LONDON: More than 200 Indonesian fruit pickers have since July sought help from their nation’s embassy in London after wracking up huge debts traveling to the UK for work, only to find their jobs being cut short, the mission said on Friday.
The true number of Indonesians struggling in the industry was likely to be much higher, it added, with more than 1,450 of them sent this year by a company called AG Recruitment to work on six-month seasonal worker visas.
An embassy official told The Guardian newspaper that initially people “started coming to us with problems about the targets on farms.”
But the official added: “Currently, most people are contacting us because there’s no more work at the farms. They try to transfer, but AG tells them there’s no other work.”
One worker told The Guardian he had borrowed £4,650 ($5,700) in Java to pay an agent to take him to the UK, but that his job at Castleton Farm in Scotland paid only about £200 per week. When he was dismissed after just two months he still owed £1,700.
Ross Mitchell, managing director of Castleton Fruit Ltd., said the farm had employed 106 Indonesian workers this year, 70 of whom were still on site, working an average of just under 42 hours per week, with an average weekly gross pay of about £450, excluding costs such as accommodation.
He added he was “very concerned” about “payment demanded by third-party agents” and that the company relied on “approved agents to have carried out due diligence to ensure that the workers are not paying excessive fees.”
“We had hoped the relevant bodies would have dealt with this issue,” he told The Guardian.
An investigation by the paper in August revealed Indonesian workers were regularly taking on debts of up to £5,000 to work in the UK for a single fruit picking season.
AG Recruitment, which has no presence in Indonesia, used Jakarta-based Al Zubara Manpower to source workers, which in turn used third-party brokers who charged the high fees to prospective workers, The Guardian said.

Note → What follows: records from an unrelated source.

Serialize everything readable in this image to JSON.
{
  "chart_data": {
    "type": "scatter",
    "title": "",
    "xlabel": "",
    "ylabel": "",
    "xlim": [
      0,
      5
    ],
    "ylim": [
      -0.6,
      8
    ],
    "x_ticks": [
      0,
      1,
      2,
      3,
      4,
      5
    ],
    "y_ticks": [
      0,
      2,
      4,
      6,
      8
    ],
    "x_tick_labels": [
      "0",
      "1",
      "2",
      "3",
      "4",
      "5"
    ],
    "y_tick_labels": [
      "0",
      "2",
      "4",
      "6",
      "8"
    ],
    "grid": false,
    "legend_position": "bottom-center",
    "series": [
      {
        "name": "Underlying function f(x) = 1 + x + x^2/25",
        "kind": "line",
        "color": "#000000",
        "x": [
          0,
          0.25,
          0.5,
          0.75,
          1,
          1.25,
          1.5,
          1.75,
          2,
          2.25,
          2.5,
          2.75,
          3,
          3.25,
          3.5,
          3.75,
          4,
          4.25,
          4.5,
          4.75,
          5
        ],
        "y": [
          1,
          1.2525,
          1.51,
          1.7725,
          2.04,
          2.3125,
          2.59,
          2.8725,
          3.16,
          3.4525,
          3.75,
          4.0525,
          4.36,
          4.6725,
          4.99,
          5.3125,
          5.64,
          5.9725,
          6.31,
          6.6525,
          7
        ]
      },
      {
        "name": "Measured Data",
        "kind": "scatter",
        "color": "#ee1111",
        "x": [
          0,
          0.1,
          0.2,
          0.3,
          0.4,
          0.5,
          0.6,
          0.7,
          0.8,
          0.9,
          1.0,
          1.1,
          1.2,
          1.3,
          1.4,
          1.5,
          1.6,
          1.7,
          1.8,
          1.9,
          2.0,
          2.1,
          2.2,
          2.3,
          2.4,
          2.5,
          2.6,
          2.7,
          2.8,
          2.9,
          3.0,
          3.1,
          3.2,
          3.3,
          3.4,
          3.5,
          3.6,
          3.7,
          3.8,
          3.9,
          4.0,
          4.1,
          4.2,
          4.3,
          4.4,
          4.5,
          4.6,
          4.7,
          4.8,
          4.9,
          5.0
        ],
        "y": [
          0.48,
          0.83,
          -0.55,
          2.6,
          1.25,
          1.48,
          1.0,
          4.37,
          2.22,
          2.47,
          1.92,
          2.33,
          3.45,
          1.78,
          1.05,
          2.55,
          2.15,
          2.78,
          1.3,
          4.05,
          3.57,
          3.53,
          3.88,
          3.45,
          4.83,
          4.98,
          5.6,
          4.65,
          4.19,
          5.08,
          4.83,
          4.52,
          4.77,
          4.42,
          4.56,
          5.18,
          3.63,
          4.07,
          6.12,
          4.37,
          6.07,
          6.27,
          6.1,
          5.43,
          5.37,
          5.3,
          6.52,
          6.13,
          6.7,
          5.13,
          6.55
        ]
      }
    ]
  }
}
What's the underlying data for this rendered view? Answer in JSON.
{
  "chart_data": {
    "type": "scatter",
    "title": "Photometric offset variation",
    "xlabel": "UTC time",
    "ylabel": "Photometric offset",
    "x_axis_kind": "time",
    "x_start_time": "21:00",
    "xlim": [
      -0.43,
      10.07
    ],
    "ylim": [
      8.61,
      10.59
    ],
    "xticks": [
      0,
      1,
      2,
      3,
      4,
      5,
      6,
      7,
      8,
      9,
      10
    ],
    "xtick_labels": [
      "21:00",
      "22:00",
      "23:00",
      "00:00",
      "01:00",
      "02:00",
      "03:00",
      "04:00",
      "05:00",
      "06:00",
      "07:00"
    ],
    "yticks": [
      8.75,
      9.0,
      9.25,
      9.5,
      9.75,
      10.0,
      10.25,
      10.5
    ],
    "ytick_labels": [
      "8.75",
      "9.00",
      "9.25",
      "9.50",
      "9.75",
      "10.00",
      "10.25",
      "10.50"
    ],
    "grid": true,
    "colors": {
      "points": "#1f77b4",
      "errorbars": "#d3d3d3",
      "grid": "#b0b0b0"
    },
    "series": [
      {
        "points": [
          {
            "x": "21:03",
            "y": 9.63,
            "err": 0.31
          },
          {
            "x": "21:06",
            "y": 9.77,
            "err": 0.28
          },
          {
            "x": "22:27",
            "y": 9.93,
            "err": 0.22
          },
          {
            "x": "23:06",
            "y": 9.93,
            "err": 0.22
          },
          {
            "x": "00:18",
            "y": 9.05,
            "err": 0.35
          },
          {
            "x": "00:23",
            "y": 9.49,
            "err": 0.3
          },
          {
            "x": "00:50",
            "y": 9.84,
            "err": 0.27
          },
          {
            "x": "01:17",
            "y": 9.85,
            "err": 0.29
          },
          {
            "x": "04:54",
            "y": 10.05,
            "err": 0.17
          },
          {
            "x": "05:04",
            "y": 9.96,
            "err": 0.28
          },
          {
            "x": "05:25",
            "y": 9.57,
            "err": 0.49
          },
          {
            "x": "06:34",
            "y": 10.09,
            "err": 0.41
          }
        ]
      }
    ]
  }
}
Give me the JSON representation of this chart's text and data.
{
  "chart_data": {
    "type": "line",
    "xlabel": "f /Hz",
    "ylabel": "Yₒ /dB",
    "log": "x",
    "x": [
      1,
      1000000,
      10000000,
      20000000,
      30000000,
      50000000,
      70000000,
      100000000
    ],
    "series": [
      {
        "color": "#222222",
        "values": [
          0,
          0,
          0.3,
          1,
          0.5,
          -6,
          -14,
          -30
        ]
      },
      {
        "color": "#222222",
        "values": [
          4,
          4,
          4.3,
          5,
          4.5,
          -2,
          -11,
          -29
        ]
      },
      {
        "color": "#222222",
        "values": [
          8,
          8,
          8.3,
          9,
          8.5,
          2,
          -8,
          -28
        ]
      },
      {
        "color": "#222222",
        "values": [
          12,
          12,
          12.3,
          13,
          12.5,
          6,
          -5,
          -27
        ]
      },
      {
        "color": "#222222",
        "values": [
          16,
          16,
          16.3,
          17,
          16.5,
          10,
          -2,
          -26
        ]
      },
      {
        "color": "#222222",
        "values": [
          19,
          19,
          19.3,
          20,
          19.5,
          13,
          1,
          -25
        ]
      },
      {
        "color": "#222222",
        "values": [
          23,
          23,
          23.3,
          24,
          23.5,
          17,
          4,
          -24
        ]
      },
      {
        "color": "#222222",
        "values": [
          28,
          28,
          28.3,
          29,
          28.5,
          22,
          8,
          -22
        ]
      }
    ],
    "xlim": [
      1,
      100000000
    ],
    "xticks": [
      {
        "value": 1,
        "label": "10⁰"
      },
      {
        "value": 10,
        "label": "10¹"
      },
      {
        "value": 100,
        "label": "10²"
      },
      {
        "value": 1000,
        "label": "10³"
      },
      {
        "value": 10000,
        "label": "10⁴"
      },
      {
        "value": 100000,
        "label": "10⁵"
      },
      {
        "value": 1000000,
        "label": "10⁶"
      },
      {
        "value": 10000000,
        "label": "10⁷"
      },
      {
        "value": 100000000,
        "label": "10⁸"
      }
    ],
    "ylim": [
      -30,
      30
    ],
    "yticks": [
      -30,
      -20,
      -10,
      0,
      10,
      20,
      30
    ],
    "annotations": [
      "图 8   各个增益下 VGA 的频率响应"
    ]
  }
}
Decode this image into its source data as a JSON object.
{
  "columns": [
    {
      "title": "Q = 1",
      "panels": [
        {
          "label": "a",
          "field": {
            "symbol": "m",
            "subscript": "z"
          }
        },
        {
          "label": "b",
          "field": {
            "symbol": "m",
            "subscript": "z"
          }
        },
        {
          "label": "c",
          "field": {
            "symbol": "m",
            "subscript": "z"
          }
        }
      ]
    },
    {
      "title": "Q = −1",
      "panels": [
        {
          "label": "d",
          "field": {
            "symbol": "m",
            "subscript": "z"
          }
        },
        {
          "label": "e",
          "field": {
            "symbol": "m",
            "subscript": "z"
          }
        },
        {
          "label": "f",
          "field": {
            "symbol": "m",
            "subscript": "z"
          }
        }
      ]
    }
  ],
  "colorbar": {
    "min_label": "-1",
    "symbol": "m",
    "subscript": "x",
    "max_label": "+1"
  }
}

AG Recruitment denied any wrongdoing or knowledge of the practice, but has since been investigated by the Gangmasters and Labour Abuse Authority, a UK government agency.
A GLAA spokesperson told The Guardian: “Where there are allegations of labor exploitation we will investigate and take appropriate action if our licensing standards are not being fully adhered to … Scheme operators are fully aware of their responsibilities to workers.”
AG director Douglas Amesz said: “Workers should never pay fees to anyone to receive a job in the UK; this is UK law. However, unfortunately this is not law in all the countries we have historically recruited from so we are actively working to educate citizens abroad that they should never pay anyone fees to receive a job in the UK or anywhere else.”
Yulia Guyeni, director of Al Zubara, said: “We send workers based on the request from AG. We only charge based on the placement agreement the workers signed.
She added: “It is not our responsibility (to check the debts of workers) as we do not encourage them to have debt. They are old enough and should be responsible to realize the consequences of debt.”
Castleton Farm supplies fruit to some of the UK’s biggest supermarket brands. In a statement, the British Retail Consortium said the supermarkets “are concerned by these allegations and are investigating as a matter of urgency.”